Of course, no 8 carb meal was complete without a sponge cake and “rafrefet” which was a sort of sherbet made from strawberries, egg whites and sugar. Incidentally, Uncle Mikhail’s wife, Aunt Guta made her own version of all of these baked goods and if I visited Tel Aviv, I’d make the rounds after an 8 carb meal, and have tea and cake and eat Aunt Guta’s version as well. For the sake of full disclosure, all of the aunts baked the same things but Aunt Guta always had new recipes and her versions were always a little better.
Anyway, back to rafrefet: Ideally, this would be made when strawberries were in high season and the outdoor market sold “b” quality strawberries that were cheaper. By tthe time you got home from the market, these b quality berries really were already soft and too juicy to eat plain, but they were great for rafrefet. I have a weakness for things like rafrefet and I don’t mind eating raw eggs.
As to show-stopping cake, it’s kind of rafrefet plus. For years, I’ve been making a version of this Nigel Slater cake from the NY Times for Passover (without the rosewater and with matza cake meal instead of flour). I’m not sure what my great aunts would think of the extra fanciness of this. Maybe Aunt Guta would have gone to the trouble. Maybe. Or maybe all you really need is rafrefet and a good sponge cake.
But to be honest, I still love cholent and am kind of scared of dogs.
Strawberry Pistachio cake
1 1/2 cups shelled unsalted pistachios (8 ounces)
3/4 cup sugar, divided
6 large eggs, at room temperature
1 teaspoon vanilla extract
1/2 teaspoon kosher salt, plus more for egg whites
For meringue topping:
1 cup strawberries—diced–
5 egg whites, at room temperature
1 1/2 teaspoon white vinegar
1 cup almond flour (4 ounces)
1 cup superfine sugar
1 tablespoon potato starch
Preheat oven to 325°F. Lightly brush a 9-inch springform pan with oil and line bottom with a round of parchment paper. Brush parchment with oil and set pan aside.
In a food processor, pulse pistachios with 1/4 cup sugar until finely ground (avoid overgrinding); set aside.
In two large bowls, separate eggs into yolks and whites, (you don’t need the sixth egg white for the cake—you can keep it for the meringue). Add 1/4 cup sugar, vanilla, and salt, to bowl with egg yolks and beat using an electric mixer until thick and pale yellow, about 2 minutes. Set egg yolk mixture aside and thoroughly clean and dry the beaters.
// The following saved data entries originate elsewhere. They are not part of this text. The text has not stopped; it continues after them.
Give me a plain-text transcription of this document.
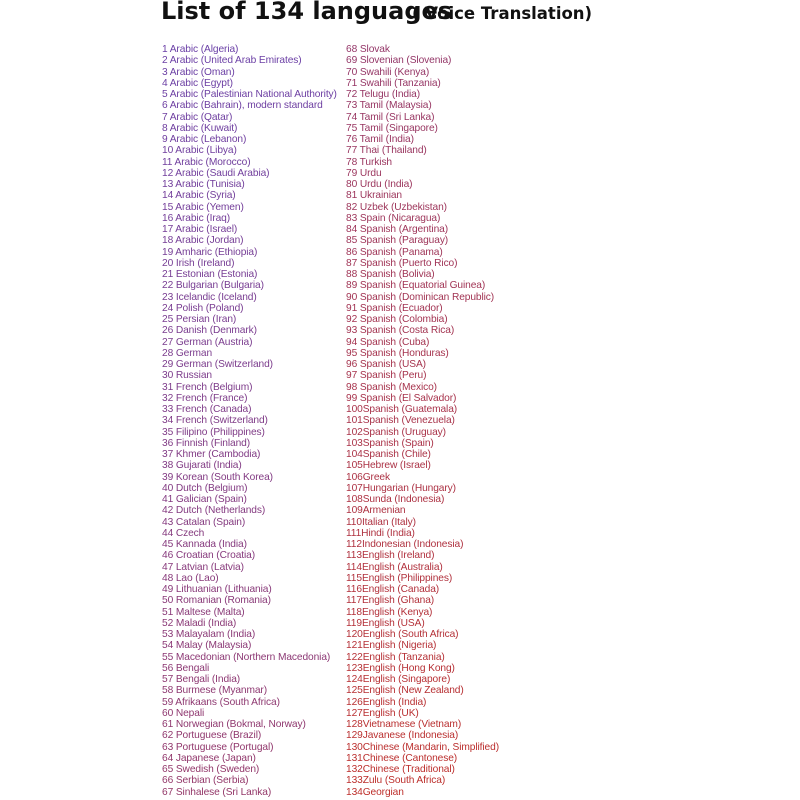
List of 134 languages
( Voice Translation)
1 Arabic (Algeria)
2 Arabic (United Arab Emirates)
3 Arabic (Oman)
4 Arabic (Egypt)
5 Arabic (Palestinian National Authority)
6 Arabic (Bahrain), modern standard
7 Arabic (Qatar)
8 Arabic (Kuwait)
9 Arabic (Lebanon)
10 Arabic (Libya)
11 Arabic (Morocco)
12 Arabic (Saudi Arabia)
13 Arabic (Tunisia)
14 Arabic (Syria)
15 Arabic (Yemen)
16 Arabic (Iraq)
17 Arabic (Israel)
18 Arabic (Jordan)
19 Amharic (Ethiopia)
20 Irish (Ireland)
21 Estonian (Estonia)
22 Bulgarian (Bulgaria)
23 Icelandic (Iceland)
24 Polish (Poland)
25 Persian (Iran)
26 Danish (Denmark)
27 German (Austria)
28 German
29 German (Switzerland)
30 Russian
31 French (Belgium)
32 French (France)
33 French (Canada)
34 French (Switzerland)
35 Filipino (Philippines)
36 Finnish (Finland)
37 Khmer (Cambodia)
38 Gujarati (India)
39 Korean (South Korea)
40 Dutch (Belgium)
41 Galician (Spain)
42 Dutch (Netherlands)
43 Catalan (Spain)
44 Czech
45 Kannada (India)
46 Croatian (Croatia)
47 Latvian (Latvia)
48 Lao (Lao)
49 Lithuanian (Lithuania)
50 Romanian (Romania)
51 Maltese (Malta)
52 Maladi (India)
53 Malayalam (India)
54 Malay (Malaysia)
55 Macedonian (Northern Macedonia)
56 Bengali
57 Bengali (India)
58 Burmese (Myanmar)
59 Afrikaans (South Africa)
60 Nepali
61 Norwegian (Bokmal, Norway)
62 Portuguese (Brazil)
63 Portuguese (Portugal)
64 Japanese (Japan)
65 Swedish (Sweden)
66 Serbian (Serbia)
67 Sinhalese (Sri Lanka)
68 Slovak
69 Slovenian (Slovenia)
70 Swahili (Kenya)
71 Swahili (Tanzania)
72 Telugu (India)
73 Tamil (Malaysia)
74 Tamil (Sri Lanka)
75 Tamil (Singapore)
76 Tamil (India)
77 Thai (Thailand)
78 Turkish
79 Urdu
80 Urdu (India)
81 Ukrainian
82 Uzbek (Uzbekistan)
83 Spain (Nicaragua)
84 Spanish (Argentina)
85 Spanish (Paraguay)
86 Spanish (Panama)
87 Spanish (Puerto Rico)
88 Spanish (Bolivia)
89 Spanish (Equatorial Guinea)
90 Spanish (Dominican Republic)
91 Spanish (Ecuador)
92 Spanish (Colombia)
93 Spanish (Costa Rica)
94 Spanish (Cuba)
95 Spanish (Honduras)
96 Spanish (USA)
97 Spanish (Peru)
98 Spanish (Mexico)
99 Spanish (El Salvador)
100Spanish (Guatemala)
101Spanish (Venezuela)
102Spanish (Uruguay)
103Spanish (Spain)
104Spanish (Chile)
105Hebrew (Israel)
106Greek
107Hungarian (Hungary)
108Sunda (Indonesia)
109Armenian
110Italian (Italy)
111Hindi (India)
112Indonesian (Indonesia)
113English (Ireland)
114English (Australia)
115English (Philippines)
116English (Canada)
117English (Ghana)
118English (Kenya)
119English (USA)
120English (South Africa)
121English (Nigeria)
122English (Tanzania)
123English (Hong Kong)
124English (Singapore)
125English (New Zealand)
126English (India)
127English (UK)
128Vietnamese (Vietnam)
129Javanese (Indonesia)
130Chinese (Mandarin, Simplified)
131Chinese (Cantonese)
132Chinese (Traditional)
133Zulu (South Africa)
134Georgian
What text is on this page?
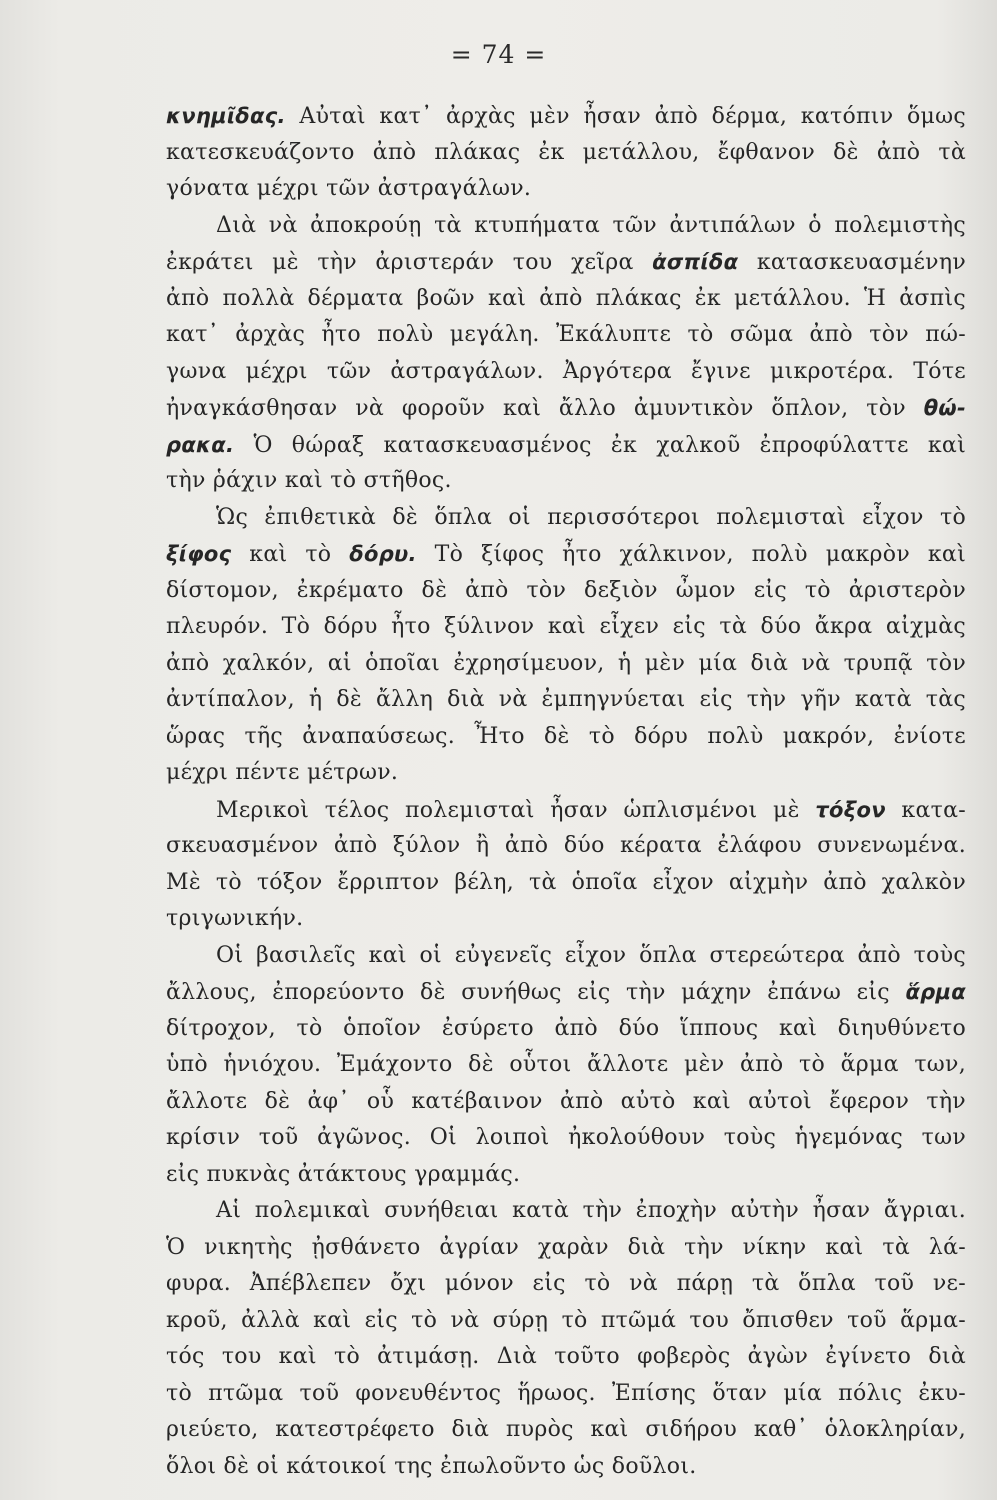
= 74 =
κνημῖδας. Αὐταὶ κατ᾽ ἀρχὰς μὲν ἦσαν ἀπὸ δέρμα, κατόπιν ὅμως
κατεσκευάζοντο ἀπὸ πλάκας ἐκ μετάλλου, ἔφθανον δὲ ἀπὸ τὰ
γόνατα μέχρι τῶν ἀστραγάλων.
Διὰ νὰ ἀποκρούῃ τὰ κτυπήματα τῶν ἀντιπάλων ὁ πολεμιστὴς
ἐκράτει μὲ τὴν ἀριστεράν του χεῖρα ἀσπίδα κατασκευασμένην
ἀπὸ πολλὰ δέρματα βοῶν καὶ ἀπὸ πλάκας ἐκ μετάλλου. Ἡ ἀσπὶς
κατ᾽ ἀρχὰς ἦτο πολὺ μεγάλη. Ἐκάλυπτε τὸ σῶμα ἀπὸ τὸν πώ-
γωνα μέχρι τῶν ἀστραγάλων. Ἀργότερα ἔγινε μικροτέρα. Τότε
ἠναγκάσθησαν νὰ φοροῦν καὶ ἄλλο ἀμυντικὸν ὅπλον, τὸν θώ-
ρακα. Ὁ θώραξ κατασκευασμένος ἐκ χαλκοῦ ἐπροφύλαττε καὶ
τὴν ῥάχιν καὶ τὸ στῆθος.
Ὡς ἐπιθετικὰ δὲ ὅπλα οἱ περισσότεροι πολεμισταὶ εἶχον τὸ
ξίφος καὶ τὸ δόρυ. Τὸ ξίφος ἦτο χάλκινον, πολὺ μακρὸν καὶ
δίστομον, ἐκρέματο δὲ ἀπὸ τὸν δεξιὸν ὦμον εἰς τὸ ἀριστερὸν
πλευρόν. Τὸ δόρυ ἦτο ξύλινον καὶ εἶχεν εἰς τὰ δύο ἄκρα αἰχμὰς
ἀπὸ χαλκόν, αἱ ὁποῖαι ἐχρησίμευον, ἡ μὲν μία διὰ νὰ τρυπᾷ τὸν
ἀντίπαλον, ἡ δὲ ἄλλη διὰ νὰ ἐμπηγνύεται εἰς τὴν γῆν κατὰ τὰς
ὥρας τῆς ἀναπαύσεως. Ἦτο δὲ τὸ δόρυ πολὺ μακρόν, ἐνίοτε
μέχρι πέντε μέτρων.
Μερικοὶ τέλος πολεμισταὶ ἦσαν ὡπλισμένοι μὲ τόξον κατα-
σκευασμένον ἀπὸ ξύλον ἢ ἀπὸ δύο κέρατα ἐλάφου συνενωμένα.
Μὲ τὸ τόξον ἔρριπτον βέλη, τὰ ὁποῖα εἶχον αἰχμὴν ἀπὸ χαλκὸν
τριγωνικήν.
Οἱ βασιλεῖς καὶ οἱ εὐγενεῖς εἶχον ὅπλα στερεώτερα ἀπὸ τοὺς
ἄλλους, ἐπορεύοντο δὲ συνήθως εἰς τὴν μάχην ἐπάνω εἰς ἅρμα
δίτροχον, τὸ ὁποῖον ἐσύρετο ἀπὸ δύο ἵππους καὶ διηυθύνετο
ὑπὸ ἡνιόχου. Ἐμάχοντο δὲ οὗτοι ἄλλοτε μὲν ἀπὸ τὸ ἅρμα των,
ἄλλοτε δὲ ἀφ᾽ οὗ κατέβαινον ἀπὸ αὐτὸ καὶ αὐτοὶ ἔφερον τὴν
κρίσιν τοῦ ἀγῶνος. Οἱ λοιποὶ ἠκολούθουν τοὺς ἡγεμόνας των
εἰς πυκνὰς ἀτάκτους γραμμάς.
Αἱ πολεμικαὶ συνήθειαι κατὰ τὴν ἐποχὴν αὐτὴν ἦσαν ἄγριαι.
Ὁ νικητὴς ᾐσθάνετο ἀγρίαν χαρὰν διὰ τὴν νίκην καὶ τὰ λά-
φυρα. Ἀπέβλεπεν ὄχι μόνον εἰς τὸ νὰ πάρῃ τὰ ὅπλα τοῦ νε-
κροῦ, ἀλλὰ καὶ εἰς τὸ νὰ σύρῃ τὸ πτῶμά του ὄπισθεν τοῦ ἅρμα-
τός του καὶ τὸ ἀτιμάσῃ. Διὰ τοῦτο φοβερὸς ἀγὼν ἐγίνετο διὰ
τὸ πτῶμα τοῦ φονευθέντος ἥρωος. Ἐπίσης ὅταν μία πόλις ἐκυ-
ριεύετο, κατεστρέφετο διὰ πυρὸς καὶ σιδήρου καθ᾽ ὁλοκληρίαν,
ὅλοι δὲ οἱ κάτοικοί της ἐπωλοῦντο ὡς δοῦλοι.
Add a pinch of salt to the bowl with the egg whites and beat using an electric mixer until soft peaks form. Gradually beat in remaining 1/4 cup sugar, and continue beating until stiff peaks form.
Add half of the whipped egg whites and all of the ground pistachios to the egg yolk mixture and fold until combined. Add the remaining egg whites and fold until batter is just combined. Pour batter into prepared pan and smooth top with a rubber spatula. Bake until beginning to brown and just barely set, 20–25 minutes.
While the cake is baking, make the meringue topping.
First, squeeze out as much liquid as possible from the strawberries. Squeeze them through a cheesecloth or coffee filter. They don’t have to be totally dried out, but you want to remove a lot of the juice. Then, process the strawberries in the food processor and strain them again. Whisk in almond flour and potato starch.
In a large bowl using an electric mixer, beat the egg whites and vinegar until soft peaks form, then gradually beat in the sugar and continue to whip until meringue is stiff and glossy and all the sugar has dissolved, 7–8 minutes. Gently fold almond mixture into meringue until just combined.
Remove cake from oven. Using an offset spatula or table knife, spread meringue mixture evenly over hot cake, starting from the outside and working your way into the center. Return cake to oven and bake until meringue is lightly browned and crisp, 25–30 minutes. Transfer pan to a wire rack to cool, and immediately run a knife around the edge of the cake to loosen it from the pan. Release and remove the side of the springform pan. Let cake cool at least 30 minutes before decorating.
To decorate the cake, slice fresh strawberries.
The cake can be made up to one day in advance.